Thursday, June 11, 2009

FaceBook information be grounds for school suspension?

This is the news article from USA.

The internet often seems like a world of its own, separated from the realities and rules of everyday life. Yet the internet world and reality are beginning to increasingly collide. School districts across the country have begun to punish students for the material that they publish online. Schools are correct for punishing students for online activities like character defamation of teachers and posting pictures of themselves engaging in illegal activities. Schools must teach students the hard way that wrong actions should be punished no matter where they occur.

Boundary
In 2007, a girl was suspended and placed into a lower level class after creating a Facebook group that declared that her teacher was "the worst person ever." The school viewed the group as a personal attack against the teacher and labeled it as cyber-bullying despite the lack of threats or profanity used on the group’s page. The student sued the school claiming that she was expressing her freedom of speech and that she created the group off school property and not during school hours.

This raises the issue, what is the extent of a school system’s control over student free speech?
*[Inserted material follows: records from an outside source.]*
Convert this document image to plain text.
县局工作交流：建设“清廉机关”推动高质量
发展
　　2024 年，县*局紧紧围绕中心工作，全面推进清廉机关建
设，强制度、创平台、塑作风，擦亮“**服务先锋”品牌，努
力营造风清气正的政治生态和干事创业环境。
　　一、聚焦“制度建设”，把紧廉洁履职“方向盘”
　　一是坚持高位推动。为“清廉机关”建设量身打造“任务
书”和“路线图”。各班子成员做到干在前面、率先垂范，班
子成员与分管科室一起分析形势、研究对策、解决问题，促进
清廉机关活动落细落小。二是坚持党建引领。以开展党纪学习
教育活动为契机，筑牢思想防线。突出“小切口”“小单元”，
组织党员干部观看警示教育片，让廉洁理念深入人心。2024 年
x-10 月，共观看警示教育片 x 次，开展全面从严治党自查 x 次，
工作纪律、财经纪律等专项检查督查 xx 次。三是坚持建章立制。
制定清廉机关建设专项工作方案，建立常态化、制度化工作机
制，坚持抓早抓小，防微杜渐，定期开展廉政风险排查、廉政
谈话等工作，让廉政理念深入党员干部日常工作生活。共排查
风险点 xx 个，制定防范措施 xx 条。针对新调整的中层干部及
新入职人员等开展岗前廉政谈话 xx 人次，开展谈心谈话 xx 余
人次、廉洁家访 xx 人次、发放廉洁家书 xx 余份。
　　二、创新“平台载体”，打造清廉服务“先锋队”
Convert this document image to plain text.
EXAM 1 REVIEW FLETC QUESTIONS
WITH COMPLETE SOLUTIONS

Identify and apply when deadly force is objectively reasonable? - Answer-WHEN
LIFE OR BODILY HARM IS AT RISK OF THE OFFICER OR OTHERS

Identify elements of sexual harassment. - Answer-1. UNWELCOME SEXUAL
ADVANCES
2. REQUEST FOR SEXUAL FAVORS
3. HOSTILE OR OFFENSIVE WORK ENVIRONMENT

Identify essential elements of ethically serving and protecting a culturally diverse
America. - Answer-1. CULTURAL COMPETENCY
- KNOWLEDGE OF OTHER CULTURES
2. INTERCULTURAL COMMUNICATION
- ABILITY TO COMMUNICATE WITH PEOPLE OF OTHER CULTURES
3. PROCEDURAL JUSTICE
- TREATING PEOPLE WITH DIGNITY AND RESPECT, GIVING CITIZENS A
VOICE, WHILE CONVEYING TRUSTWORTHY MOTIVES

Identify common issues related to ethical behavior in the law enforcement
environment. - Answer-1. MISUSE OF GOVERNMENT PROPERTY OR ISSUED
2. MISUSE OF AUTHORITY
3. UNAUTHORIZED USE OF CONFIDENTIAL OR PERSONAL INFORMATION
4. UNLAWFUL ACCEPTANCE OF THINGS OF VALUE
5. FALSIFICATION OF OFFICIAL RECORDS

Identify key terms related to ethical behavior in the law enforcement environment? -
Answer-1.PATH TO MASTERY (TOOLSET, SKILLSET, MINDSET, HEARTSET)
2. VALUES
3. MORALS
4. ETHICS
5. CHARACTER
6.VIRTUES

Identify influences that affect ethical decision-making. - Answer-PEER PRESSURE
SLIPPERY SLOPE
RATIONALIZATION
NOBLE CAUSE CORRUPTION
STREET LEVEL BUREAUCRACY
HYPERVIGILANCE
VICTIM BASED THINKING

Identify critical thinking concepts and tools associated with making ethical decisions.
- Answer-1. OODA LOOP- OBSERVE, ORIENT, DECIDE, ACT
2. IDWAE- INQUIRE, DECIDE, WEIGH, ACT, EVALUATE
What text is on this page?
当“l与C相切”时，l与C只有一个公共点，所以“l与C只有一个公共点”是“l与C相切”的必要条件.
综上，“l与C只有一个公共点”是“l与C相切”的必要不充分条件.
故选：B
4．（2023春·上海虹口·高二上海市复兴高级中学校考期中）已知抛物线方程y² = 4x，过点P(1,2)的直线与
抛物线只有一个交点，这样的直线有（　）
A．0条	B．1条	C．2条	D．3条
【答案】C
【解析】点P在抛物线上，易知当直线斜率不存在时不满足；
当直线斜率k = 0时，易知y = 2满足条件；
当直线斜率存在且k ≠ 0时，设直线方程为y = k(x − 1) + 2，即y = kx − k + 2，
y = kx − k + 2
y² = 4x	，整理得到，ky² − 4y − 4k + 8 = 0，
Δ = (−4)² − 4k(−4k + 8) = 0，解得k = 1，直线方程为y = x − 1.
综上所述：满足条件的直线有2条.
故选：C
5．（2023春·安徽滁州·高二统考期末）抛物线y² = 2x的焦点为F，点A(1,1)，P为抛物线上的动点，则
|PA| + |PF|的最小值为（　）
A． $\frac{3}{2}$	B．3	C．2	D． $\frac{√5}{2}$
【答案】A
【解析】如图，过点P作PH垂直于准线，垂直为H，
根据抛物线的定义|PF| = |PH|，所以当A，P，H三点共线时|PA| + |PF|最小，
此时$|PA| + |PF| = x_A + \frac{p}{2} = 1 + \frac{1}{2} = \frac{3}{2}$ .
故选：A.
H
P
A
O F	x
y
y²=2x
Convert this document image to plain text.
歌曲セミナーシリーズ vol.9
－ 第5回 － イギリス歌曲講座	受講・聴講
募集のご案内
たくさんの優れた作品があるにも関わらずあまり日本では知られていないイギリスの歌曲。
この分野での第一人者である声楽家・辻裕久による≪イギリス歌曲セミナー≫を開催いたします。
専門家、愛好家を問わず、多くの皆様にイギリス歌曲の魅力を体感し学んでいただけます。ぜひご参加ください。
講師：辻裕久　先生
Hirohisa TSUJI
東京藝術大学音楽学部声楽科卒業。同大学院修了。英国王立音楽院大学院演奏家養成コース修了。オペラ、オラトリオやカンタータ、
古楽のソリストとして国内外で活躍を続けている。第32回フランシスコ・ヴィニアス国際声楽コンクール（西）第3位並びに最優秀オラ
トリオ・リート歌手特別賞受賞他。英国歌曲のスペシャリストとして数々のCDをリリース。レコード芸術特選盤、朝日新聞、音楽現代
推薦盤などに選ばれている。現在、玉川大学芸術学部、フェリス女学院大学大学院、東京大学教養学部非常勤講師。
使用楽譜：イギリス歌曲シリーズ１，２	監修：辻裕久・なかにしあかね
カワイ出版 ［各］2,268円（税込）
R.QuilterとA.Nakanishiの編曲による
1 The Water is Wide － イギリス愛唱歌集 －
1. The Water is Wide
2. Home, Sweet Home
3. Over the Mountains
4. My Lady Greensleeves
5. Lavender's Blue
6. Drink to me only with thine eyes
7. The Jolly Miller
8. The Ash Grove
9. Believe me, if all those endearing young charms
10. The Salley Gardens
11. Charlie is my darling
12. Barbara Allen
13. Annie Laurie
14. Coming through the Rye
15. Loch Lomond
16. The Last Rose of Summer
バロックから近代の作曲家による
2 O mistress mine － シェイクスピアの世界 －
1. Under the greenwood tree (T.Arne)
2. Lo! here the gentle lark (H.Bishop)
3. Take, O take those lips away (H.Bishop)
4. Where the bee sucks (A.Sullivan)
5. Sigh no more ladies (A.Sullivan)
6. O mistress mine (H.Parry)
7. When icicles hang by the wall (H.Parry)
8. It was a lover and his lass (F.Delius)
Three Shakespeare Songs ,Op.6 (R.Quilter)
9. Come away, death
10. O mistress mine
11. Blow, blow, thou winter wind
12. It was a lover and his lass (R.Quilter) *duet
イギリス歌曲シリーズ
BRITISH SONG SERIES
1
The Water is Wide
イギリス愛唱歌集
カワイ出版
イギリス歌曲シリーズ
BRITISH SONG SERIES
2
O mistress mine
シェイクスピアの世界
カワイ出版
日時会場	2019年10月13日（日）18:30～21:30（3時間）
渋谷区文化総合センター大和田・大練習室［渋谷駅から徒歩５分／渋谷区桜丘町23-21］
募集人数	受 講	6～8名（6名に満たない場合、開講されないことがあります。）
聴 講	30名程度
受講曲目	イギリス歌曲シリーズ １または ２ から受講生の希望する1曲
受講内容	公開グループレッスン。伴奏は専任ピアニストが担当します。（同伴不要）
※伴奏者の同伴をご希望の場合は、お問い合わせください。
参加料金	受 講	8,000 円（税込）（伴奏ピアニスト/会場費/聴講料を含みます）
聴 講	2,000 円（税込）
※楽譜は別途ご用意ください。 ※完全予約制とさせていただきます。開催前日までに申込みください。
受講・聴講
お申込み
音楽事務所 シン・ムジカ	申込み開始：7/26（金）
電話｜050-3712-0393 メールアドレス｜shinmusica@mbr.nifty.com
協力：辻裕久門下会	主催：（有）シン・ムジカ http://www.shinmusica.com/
Currently, there are no Supreme Court cases declaring the boundaries of schools’ control over free speech on the internet, which historically speaking is a relatively new form of communication and expression.

A school’s ability to limit their students’ freedom of speech should be very restricted. Students have a right to express their feelings about the school, and the school should not interfere or punish the students for such expression. It is not possible for a school to have a vast and omnipotent control of what students post on the internet about themselves or others, and rightly so.

The boundaries of school control should be limited to and only to that of the school. There is no reason for schools to attempt to regulate what is clearly out of their scope of practice unless material posted online poses a direct threat to students or occurs on school property.
A school does not have jurisdiction about what goes on outside of school. Schools are not agents of the law. If a teacher does not like what someone posts online, they should go through legal channels to easily solve an often all too over complicated problem. Allow for the legal system to do what it does best which at the same time removes the biased and unbalanced enforcement of school policies and the issue of where the school’s boundaries of enforcement lie.